Para (os incrédulos) Jesus Cristo foi apenas um homem que recebeu os primeiros cuidados de recém-nascido numa simples manjedoura, viveu, alimentou-se e bebeu como os demais seres humanos, e trabalhou como carpinteiro. Depois foi crucificado, na mais completa fraqueza. “Esses são os fatos”, dizem eles, “e vão querer que eu creia que ele é o Filho de Deus? Impossível”… Pensam apenas num plano racional… E assim é o pensamento racional. Você lhes fala da doutrina do novo nascimento, e eles dizem: “É claro que coisas desse tipo não acontecem; não há milagres… uma vez que se fale em milagres, já se estará violando as leis da natureza”. Como disse Matthew Arnold: “Milagres não podem acontecer; logo, não aconteceram milagres”. É assim o pensamento racional.

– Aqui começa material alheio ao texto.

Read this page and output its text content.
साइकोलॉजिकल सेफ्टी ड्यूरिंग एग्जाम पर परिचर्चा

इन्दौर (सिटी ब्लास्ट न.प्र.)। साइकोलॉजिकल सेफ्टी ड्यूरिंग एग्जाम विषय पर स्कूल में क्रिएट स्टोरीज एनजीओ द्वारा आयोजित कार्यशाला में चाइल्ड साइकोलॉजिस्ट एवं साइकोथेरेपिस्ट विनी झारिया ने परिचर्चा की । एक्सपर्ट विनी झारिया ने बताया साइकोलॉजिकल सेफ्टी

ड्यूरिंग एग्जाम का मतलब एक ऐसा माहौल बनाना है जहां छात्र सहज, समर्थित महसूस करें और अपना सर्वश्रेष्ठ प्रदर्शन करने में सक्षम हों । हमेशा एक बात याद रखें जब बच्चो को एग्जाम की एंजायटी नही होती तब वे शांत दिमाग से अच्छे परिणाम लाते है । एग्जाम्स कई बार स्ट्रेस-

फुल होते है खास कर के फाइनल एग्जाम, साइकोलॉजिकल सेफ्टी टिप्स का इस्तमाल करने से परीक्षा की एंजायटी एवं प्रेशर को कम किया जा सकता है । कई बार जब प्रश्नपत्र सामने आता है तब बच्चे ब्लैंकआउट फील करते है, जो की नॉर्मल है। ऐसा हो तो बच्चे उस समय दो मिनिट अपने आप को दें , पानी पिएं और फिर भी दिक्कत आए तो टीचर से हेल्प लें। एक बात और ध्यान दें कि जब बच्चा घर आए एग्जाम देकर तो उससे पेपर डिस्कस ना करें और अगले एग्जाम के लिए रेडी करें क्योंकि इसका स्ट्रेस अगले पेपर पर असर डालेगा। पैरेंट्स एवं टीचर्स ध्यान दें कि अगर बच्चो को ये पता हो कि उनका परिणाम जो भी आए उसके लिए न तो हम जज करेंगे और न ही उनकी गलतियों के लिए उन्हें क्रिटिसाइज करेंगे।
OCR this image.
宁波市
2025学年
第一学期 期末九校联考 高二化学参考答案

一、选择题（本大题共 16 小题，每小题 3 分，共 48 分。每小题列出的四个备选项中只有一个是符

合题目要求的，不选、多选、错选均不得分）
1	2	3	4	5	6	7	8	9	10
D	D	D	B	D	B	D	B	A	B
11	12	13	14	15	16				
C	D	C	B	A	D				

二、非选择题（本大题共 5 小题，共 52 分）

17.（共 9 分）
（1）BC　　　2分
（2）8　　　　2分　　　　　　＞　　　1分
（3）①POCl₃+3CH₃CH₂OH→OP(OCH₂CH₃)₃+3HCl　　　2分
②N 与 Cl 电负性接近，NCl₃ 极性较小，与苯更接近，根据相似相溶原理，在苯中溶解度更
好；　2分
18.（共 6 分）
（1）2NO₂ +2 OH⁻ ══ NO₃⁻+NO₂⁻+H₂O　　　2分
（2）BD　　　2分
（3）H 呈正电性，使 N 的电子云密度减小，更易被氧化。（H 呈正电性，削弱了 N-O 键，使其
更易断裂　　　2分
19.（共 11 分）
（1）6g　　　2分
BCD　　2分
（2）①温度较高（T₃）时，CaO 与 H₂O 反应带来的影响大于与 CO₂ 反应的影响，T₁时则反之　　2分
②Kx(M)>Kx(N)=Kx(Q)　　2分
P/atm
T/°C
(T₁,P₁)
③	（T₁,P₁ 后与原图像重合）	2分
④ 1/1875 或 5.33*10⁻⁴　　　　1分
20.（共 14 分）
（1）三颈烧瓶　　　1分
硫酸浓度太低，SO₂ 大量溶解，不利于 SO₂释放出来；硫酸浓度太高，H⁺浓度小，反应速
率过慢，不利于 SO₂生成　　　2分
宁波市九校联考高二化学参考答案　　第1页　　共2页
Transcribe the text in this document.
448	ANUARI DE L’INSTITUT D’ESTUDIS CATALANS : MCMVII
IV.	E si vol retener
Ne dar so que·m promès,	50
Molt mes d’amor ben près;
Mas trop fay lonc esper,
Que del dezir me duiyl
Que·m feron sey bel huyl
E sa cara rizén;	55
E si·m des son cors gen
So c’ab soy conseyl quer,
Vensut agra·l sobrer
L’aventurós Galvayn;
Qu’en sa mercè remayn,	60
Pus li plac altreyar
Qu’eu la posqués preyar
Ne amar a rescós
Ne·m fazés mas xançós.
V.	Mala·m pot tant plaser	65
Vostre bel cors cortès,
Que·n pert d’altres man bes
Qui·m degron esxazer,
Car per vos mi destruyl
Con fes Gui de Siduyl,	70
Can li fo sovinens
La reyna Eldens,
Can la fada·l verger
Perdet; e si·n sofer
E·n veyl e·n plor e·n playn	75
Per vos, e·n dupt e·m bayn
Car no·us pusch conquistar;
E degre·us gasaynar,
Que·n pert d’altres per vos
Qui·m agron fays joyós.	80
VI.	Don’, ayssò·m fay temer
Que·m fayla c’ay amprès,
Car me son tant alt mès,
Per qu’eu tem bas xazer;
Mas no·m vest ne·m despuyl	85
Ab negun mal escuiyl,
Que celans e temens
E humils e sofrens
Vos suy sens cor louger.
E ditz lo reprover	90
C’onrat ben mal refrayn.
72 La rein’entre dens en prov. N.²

… Antes de alguém tornar-se cristão, tem que parar de pensar desse modo. Deve adotar novo tipo de pensamento; tem que começar a pensar espiritualmente… quando nos tornamos cristãos… descobrimos que passamos a pensar de maneira diferente. Ficamos noutro nível… os milagres já não são problemas, o novo nascimento já não é problema, a doutrina da expiação já não é problema. Temos um novo entendimento, raciocinamos espiritualmente. Nosso Senhor foi visitado por Nicodemos, que… disse: “Senhor, tenho observado os teus milagres; por certo tu és um Mestre, vindo da parte de Deus, pois ninguém pode fazer as coisas que fazes se Deus não estiver com ele”. E certamente estava querendo acrescentar: “Dize-me como o fazes…” Mas o Senhor olhou para ele e … o que disse a Nicodemos significa o seguinte: “Nicodemos, se achas que podes compreender isto antes que suceda contigo, cometes um erro e tanto. Jamais serás um cristão desse jeito… estás tentando compreender coisas espirituais com o teu entendimento natural. Mas não podes. Embora sejas mestre em Israel, terás de nascer de novo… é preciso que te dês conta de que a natureza deste novo tipo de raciocínio é espiritual”.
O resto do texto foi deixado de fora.